Inhaltssteuer für Internet-Nutzung   

erstellt am
22. 12. 08

Brain And The City an der Uni Graz: Internationales Symposium mit höchstrangiger österreichischer Beteiligung
Graz (universität) - Inhaltsabgabe in Form von Gerätesteuer: Mit diesem Diskussionsbeitrag überraschte Christoph Keese von der Axel Springer AG beim Symposium „Brain And The City“ am Wochenende an der Karl-Franzens-Universität Graz: Der Konzerngeschäftsführer Public Affairs des größten europäischen Zeitungshauses reagierte damit auf die Frage nach der Finanzierbarkeit von Qualitätsjournalismus im Internet: „Wenn es in der Musikindustrie und bei den Buchverlagen selbstverständlich ist, sollten wir zumindest laut darüber nachdenken, wie wir unsere Urheberrechte digital verwerten können“.

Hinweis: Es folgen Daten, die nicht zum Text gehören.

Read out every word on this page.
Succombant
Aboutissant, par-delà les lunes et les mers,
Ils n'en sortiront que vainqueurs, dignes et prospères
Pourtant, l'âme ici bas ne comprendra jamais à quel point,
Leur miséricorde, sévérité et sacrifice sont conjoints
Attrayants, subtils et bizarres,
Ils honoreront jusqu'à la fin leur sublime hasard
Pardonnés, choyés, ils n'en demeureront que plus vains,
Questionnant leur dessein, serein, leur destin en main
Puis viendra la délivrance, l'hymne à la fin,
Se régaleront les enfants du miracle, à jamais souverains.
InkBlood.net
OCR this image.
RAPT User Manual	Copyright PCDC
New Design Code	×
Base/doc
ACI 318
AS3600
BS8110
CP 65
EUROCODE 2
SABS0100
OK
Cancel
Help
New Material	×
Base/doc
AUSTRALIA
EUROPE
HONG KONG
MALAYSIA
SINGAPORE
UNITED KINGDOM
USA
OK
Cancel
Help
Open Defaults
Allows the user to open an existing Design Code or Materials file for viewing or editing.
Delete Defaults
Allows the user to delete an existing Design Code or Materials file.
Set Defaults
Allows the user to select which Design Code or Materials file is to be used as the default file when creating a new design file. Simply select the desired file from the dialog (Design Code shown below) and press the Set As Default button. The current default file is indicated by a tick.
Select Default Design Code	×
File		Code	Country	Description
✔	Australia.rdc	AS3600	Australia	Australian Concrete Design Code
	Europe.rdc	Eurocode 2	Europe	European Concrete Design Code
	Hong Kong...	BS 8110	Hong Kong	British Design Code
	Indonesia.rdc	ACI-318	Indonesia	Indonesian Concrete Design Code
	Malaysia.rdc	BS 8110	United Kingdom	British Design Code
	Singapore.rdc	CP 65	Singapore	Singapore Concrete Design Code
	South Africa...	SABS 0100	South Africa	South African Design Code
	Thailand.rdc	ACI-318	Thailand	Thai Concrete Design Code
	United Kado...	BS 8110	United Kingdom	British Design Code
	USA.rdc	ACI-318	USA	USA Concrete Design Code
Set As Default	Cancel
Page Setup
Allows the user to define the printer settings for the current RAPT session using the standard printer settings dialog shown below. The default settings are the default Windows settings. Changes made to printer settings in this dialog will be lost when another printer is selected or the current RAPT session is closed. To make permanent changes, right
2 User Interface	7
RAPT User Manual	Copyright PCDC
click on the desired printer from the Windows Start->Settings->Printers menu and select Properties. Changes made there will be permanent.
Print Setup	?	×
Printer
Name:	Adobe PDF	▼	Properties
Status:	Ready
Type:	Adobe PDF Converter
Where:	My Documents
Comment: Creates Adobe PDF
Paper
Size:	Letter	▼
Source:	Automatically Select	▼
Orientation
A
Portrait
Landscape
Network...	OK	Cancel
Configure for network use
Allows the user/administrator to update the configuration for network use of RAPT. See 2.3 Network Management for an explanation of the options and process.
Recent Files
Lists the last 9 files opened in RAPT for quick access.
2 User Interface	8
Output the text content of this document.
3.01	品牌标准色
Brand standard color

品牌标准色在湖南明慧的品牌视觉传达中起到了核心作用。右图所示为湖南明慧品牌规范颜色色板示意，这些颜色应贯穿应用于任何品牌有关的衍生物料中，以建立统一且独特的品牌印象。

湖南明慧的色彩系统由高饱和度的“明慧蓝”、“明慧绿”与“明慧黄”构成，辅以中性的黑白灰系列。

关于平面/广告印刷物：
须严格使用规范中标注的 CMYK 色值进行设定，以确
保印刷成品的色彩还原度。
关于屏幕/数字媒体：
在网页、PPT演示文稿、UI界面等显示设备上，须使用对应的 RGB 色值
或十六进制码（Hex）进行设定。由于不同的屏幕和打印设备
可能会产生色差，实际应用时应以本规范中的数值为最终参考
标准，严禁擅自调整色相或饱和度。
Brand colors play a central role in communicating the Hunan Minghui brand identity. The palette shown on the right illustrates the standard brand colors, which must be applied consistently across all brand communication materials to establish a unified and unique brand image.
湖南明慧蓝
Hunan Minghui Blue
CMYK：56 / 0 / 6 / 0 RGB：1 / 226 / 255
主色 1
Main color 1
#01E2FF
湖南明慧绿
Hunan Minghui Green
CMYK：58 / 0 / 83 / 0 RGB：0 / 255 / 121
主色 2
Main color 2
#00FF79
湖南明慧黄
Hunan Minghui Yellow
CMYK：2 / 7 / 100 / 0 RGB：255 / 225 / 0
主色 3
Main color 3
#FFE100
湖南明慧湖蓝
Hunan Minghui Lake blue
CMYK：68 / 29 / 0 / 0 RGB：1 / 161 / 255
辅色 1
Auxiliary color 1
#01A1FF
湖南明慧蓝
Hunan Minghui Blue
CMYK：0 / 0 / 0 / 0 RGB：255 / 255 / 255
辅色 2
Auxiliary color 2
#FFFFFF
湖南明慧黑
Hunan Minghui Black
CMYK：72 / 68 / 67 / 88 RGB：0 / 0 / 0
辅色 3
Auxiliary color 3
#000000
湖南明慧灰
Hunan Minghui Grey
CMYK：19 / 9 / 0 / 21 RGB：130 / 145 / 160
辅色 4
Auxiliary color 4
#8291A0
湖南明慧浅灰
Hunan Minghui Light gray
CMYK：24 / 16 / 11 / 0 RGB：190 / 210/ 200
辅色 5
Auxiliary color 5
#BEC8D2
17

Keese gilt als Architekt der Springer-Strategie „Online First“ – und vertritt als gelernter Journalist vehement die Stärkung des Inhalte: „Entziehen Sie den Redaktionen zu viel Geld, reduzieren sie deren Möglichkeiten zum Wettbewerb über Qualität und sich die Chance auf steigende Gewinne.“

Neben ihm präsentierten die heimischen Branchenspitzen Beiträge zur Zukunft der Mediendemokratie, dem Thema des von der Universität Graz organisierten exklusiven Workshops: Mit ORF-Generaldirektor Alexander Wrabetz, Styria-Vorstandsvorsitzendem Horst Pirker und Moser Holding-CEO Hermann Petz lieferten die Chefs von drei der vier größten österreichischen Medienhäuser auch Perspektiven zum Verhältnis mit der Politik. Im Mittelpunkt standen dabei die Definition von journalistischer Qualität, der Treffpunkt bzw. die Ablöse von Zeitungen, Fernsehen und Radio im Internet und – immer wieder die Frage: Wer soll das bezahlen?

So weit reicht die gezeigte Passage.